As a novel, “The War of the Worlds” by H. G. Wells entered the literary scene relatively quietly. Initially serialized in 1897 in Pearson’s Magazine, the novel itself was published in 1898 to critical and public success. The book received renewed interest in 1938 when the young Orson Welles, who would later become an iconic actor and director, chose to adapt the novel into a radio drama to be performed the night before Halloween. Eschewing a standard storytelling format, Welles opted to structure the story as a series of realistic news bulletins that described an attack on New Jersey by aliens from Mars. The performance proved so realistic that people literally panicked in the streets. In a New York Times article dated October 31, 1938, Louis Winkler of the Bronx told a reporter, “I didn’t tune in until the program was half over, but when … the ‘Secretary of the Interior’ was introduced, I was convinced it was the McCoy. I ran out into the street with scores of others, and found people running in all directions.” Perhaps more than any other single event, Welles’ broadcast fueled the public’s fascination with the Red Planet and the possibility of detecting intelligent life there.

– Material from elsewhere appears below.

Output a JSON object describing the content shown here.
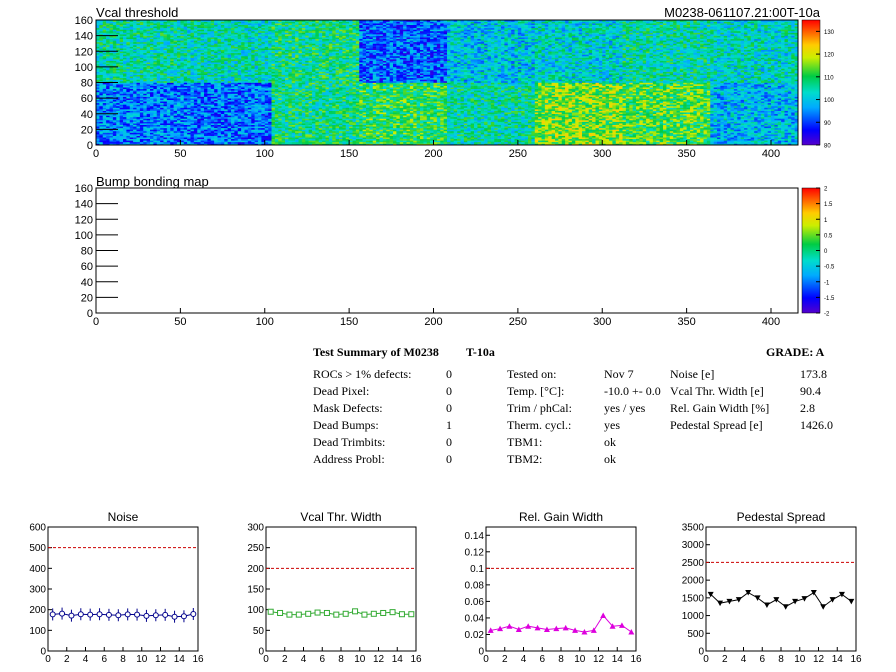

4. Nothing to see here: In 1965 an unmanned probe sends back the first pictures of Mars, which show no signs of life on the planet.

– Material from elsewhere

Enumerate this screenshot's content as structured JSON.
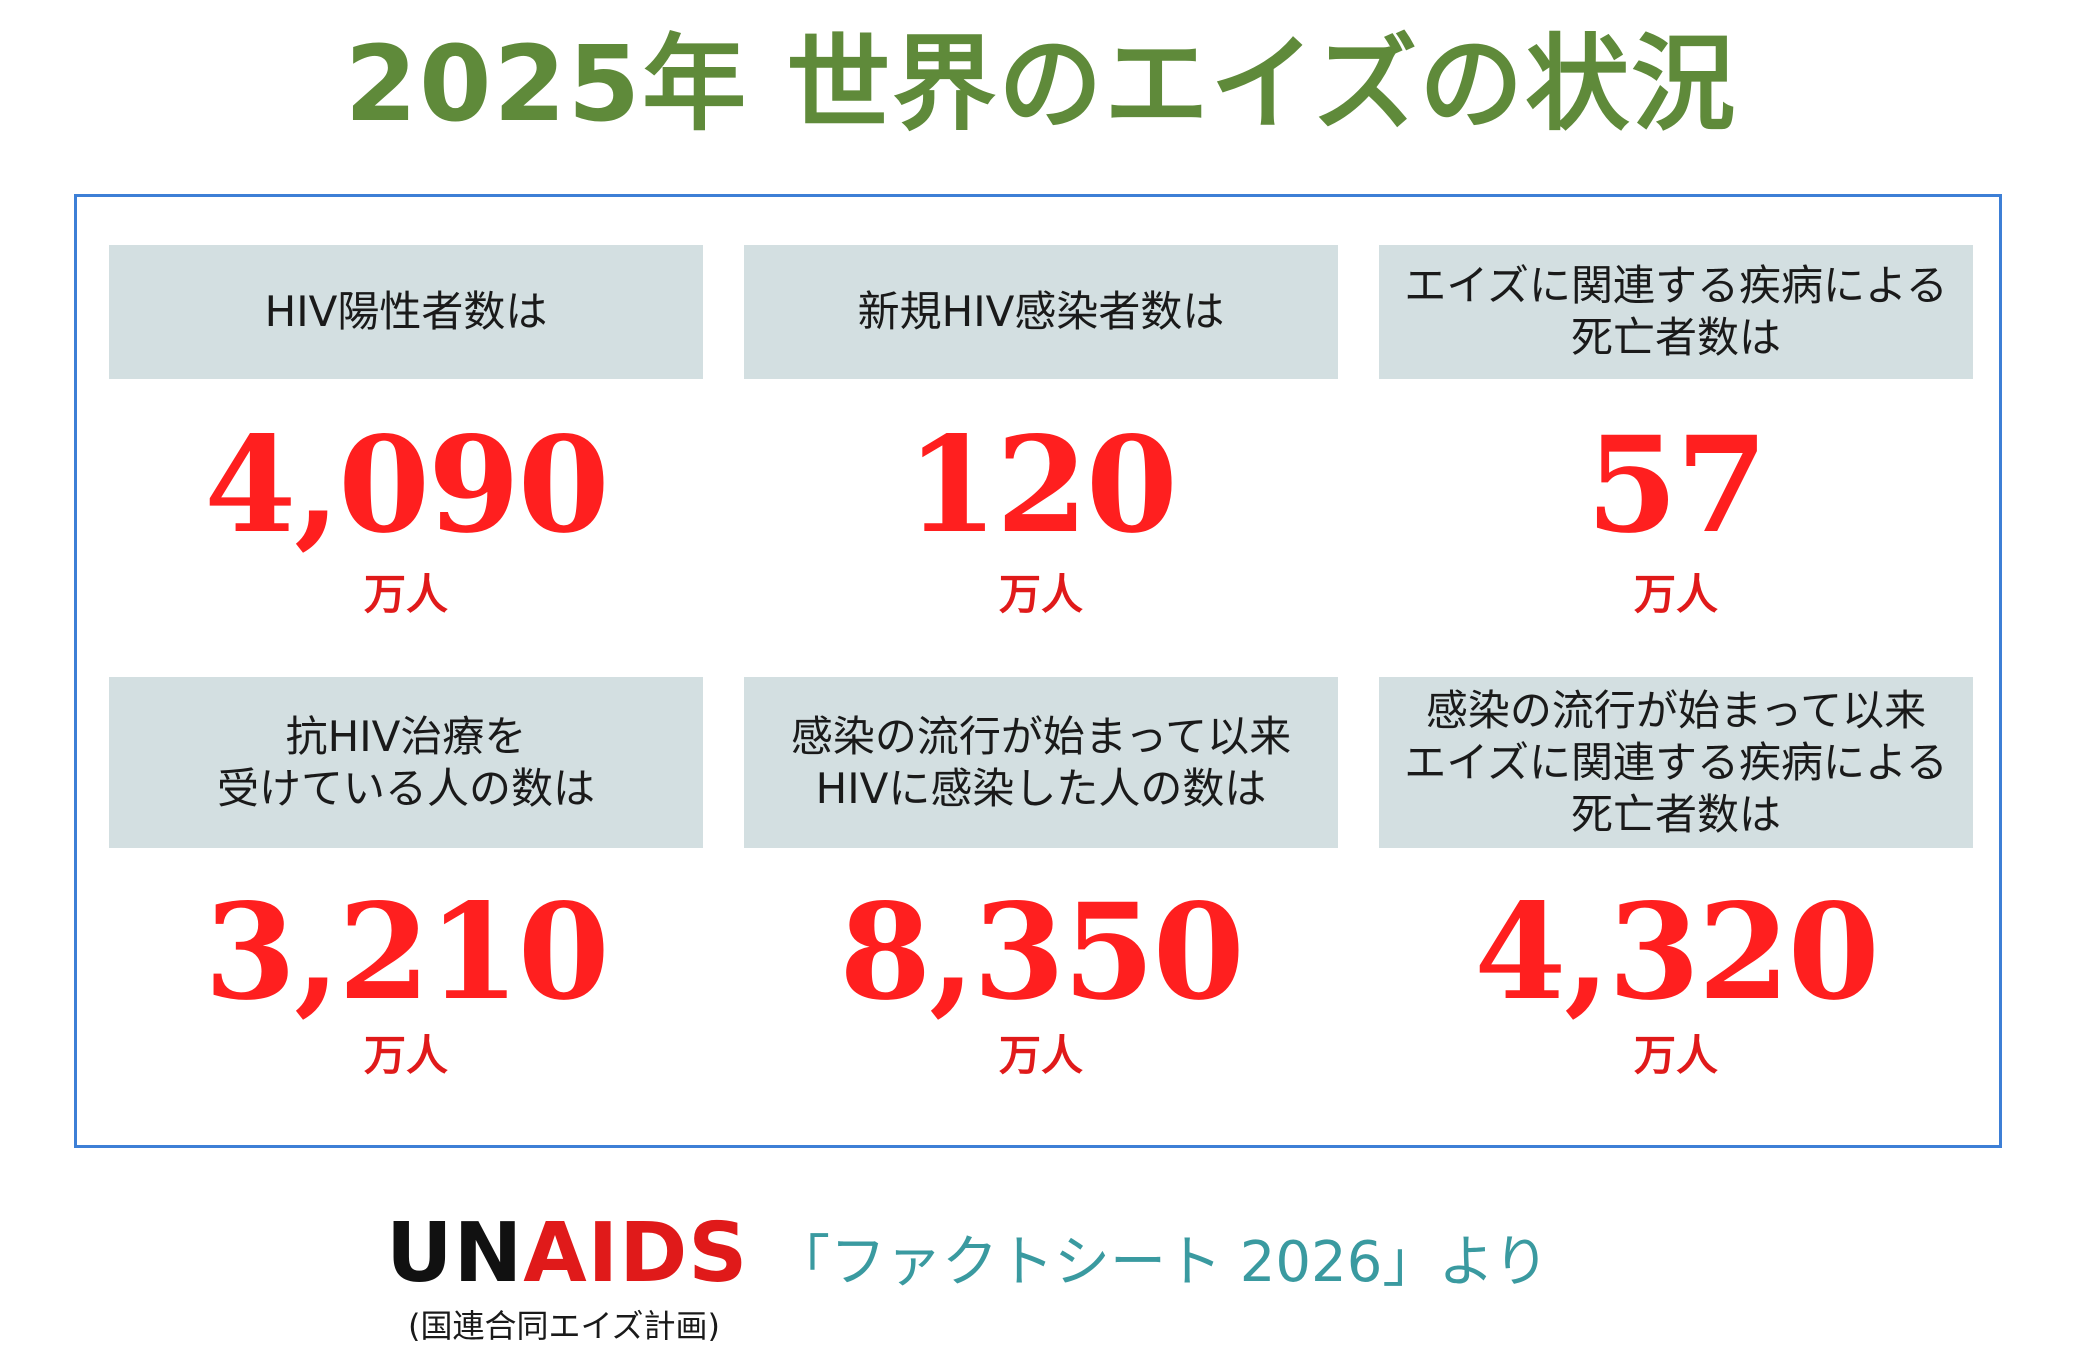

On November 28, 1964, NASA launched the Mariner 4 unmanned space probe to take “flyby” photos of the Red Planet. On July 14, 1965, those images returned to Earth, showing a pockmarked planetary surface devoid of any structures or other signs of past or present habitation. In 1969 NASA launched the Mariner 6 and Mariner 7 probes to make additional observations of the Martian landscape. Hundreds of photos revealed a barren, dusty wasteland with no hints of life, quashing fears—and hopes—that aliens populated Mars. Earthlings’ collective obsession with a Martian invasion faded, though debates continued among citizens and scientists alike about whether the planet had previously been inhabited.
5. A meteorite offers tantalizing evidence for life on Mars in 1996.

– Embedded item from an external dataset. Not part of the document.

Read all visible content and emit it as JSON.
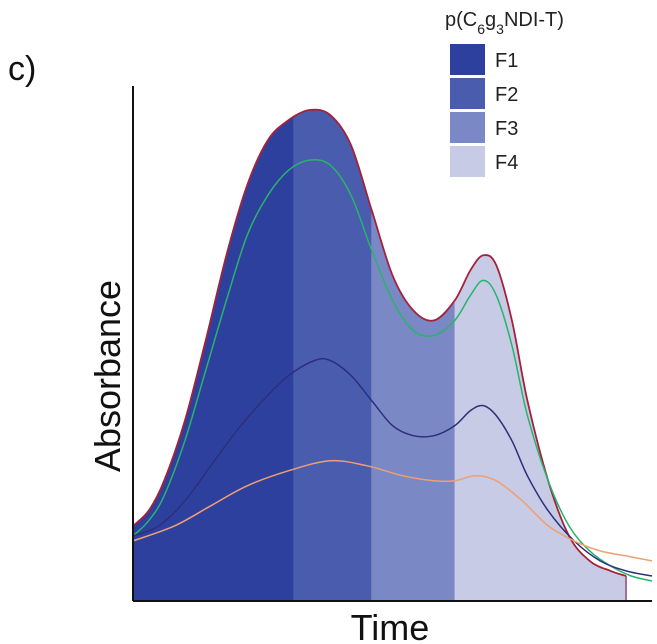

After the Mariner space probe missions of the 1960s established that Mars harbored no alien marauders poised to attack Earth, interest in the issue of life on Mars died down. The consensus seemed to be not only that Mars didn’t support life in the present, but also that it never had in the past. That philosophy changed in 1996, when the publication of a paper in Science magazine suggested a meteorite from Mars contained the biomarkers of primitive life forms. A group of NASA scientists wrote that their analysis of meteorite ALH84001 showed possible microfossils of primitive bacteria—a finding that would mean life, at least in some form, once existed on Mars. The report caused a sensation in the popular and scientific press, and the 63rd meeting of the Meteoritical Society in 2000 devoted a pair of special sessions solely to the discussion of ALH84001. Some scientists maintained that the meteorite had been contaminated after landing on Earth, which would account for the hydrocarbons (an indicator of decomposed organic matter) found on it. Others produced evidence supporting the conclusions of the NASA scientists. At the time the paper was published, the news channel CNN devoted an entire special section of its website to the controversy, which it called “the biggest discovery in the history of science.” Once again, the tantalizing prospect of life on Mars had managed to capture the public’s imagination.